Delitos sexuales
Marius Borg: la espera tras los muros de la justicia
El hijo de Mette-Marit permanece en prisión preventiva y no saldrá en libertad
A una semana de que concluya el juicio por 38 presuntas agresiones sexuales, la situación penal de Marius Borg Høiby, hijo de la princesa Mette-Marit de Noruega, sigue sin cambios. El joven permanece en prisión preventiva desde el 2 de febrero, tras una denuncia de su exnovia por haber violado una orden de alejamiento y amenazarla con un cuchillo, justo un día antes de iniciar la vista oral. Aunque esta causa no forma parte de los delitos que se juzgan actualmente, la Justicia noruega considera que liberarlo sería un riesgo: no se puede garantizar que no reincida.
La gravedad del caso ha mantenido la atención mediática fija en Oslo, donde los periodistas esperan a diario frente al tribunal, conscientes de que la corte maneja un procedimiento que protege tanto la seguridad de las posibles víctimas como la integridad del proceso judicial. Según explicó Andreas Kruszewski, abogado de la policía y miembro de la acusación, "si una persona es detenida durante un juicio, las reglas en Noruega establecen que el acusado permanece automáticamente bajo custodia hasta varias semanas después de que concluya el juicio y se dicte sentencia". Una medida que, en el caso de Borg, se traduce en la prolongación de su encarcelamiento sin intervención desproporcionada, según confirma la cadena pública NRK.
Los abogados del joven habían solicitado la revocación de la prisión preventiva, argumentando que la medida era excesiva.
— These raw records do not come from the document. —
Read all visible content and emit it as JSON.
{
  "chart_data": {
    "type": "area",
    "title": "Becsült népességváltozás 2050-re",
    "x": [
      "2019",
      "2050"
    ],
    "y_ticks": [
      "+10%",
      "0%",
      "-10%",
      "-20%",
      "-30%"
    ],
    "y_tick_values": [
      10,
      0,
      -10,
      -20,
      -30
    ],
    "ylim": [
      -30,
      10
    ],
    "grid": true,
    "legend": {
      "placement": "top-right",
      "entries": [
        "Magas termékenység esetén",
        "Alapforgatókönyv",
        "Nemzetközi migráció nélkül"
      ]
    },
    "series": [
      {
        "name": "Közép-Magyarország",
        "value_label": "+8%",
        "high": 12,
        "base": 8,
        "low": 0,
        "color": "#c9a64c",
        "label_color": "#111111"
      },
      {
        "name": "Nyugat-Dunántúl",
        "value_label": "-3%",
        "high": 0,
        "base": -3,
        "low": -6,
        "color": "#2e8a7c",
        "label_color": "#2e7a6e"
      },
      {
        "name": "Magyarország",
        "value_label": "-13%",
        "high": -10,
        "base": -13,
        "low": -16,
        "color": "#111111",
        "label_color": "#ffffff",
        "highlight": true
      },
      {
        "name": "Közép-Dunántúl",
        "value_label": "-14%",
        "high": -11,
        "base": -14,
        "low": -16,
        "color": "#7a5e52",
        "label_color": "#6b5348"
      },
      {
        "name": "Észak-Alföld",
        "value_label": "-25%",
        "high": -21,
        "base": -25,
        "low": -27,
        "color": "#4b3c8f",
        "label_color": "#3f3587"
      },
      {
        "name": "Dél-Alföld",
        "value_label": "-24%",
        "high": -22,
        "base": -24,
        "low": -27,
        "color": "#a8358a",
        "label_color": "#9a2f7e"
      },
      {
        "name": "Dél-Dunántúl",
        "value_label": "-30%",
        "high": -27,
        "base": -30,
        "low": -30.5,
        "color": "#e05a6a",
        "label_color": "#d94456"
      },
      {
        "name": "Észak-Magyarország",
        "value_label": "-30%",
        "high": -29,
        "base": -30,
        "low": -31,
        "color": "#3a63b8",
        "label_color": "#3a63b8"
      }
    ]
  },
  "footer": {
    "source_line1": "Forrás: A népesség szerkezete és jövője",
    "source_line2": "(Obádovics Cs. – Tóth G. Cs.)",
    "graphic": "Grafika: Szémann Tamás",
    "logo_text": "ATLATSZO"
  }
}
Sin embargo, el tribunal ha rechazado la petición, destacando "la gravedad y el alcance del caso, así como el alto riesgo de reincidencia". La determinación de la Justicia refleja la cautela con la que se maneja un proceso de esta magnitud, en el que se mezclan elementos de violencia en el entorno cercano y acusaciones de carácter sexual de extrema seriedad.
Los hechos que llevaron a esta situación se remontan a agosto de 2024, cuando la exnovia, cuya identidad no ha sido revelada, sufrió agresiones físicas y daños en su domicilio en Oslo. Desde entonces, el proceso judicial ha seguido su curso, con un juicio que ha captado la atención internacional por involucrar a un miembro de la familia real noruega y por la complejidad de las acusaciones.
Mientras Marius Borg espera la sentencia del jurado, el joven no podrá regresar a casa. La decisión de mantenerlo bajo custodia preventiva subraya la seriedad con la que la Justicia noruega aborda los riesgos potenciales de reincidencia en casos de violencia y abuso sexual. Para la familia, y para la sociedad que sigue de cerca cada capítulo de este juicio, queda la espera tensa de la resolución final, que marcará un antes y un después en la vida del hijo de Mette-Marit.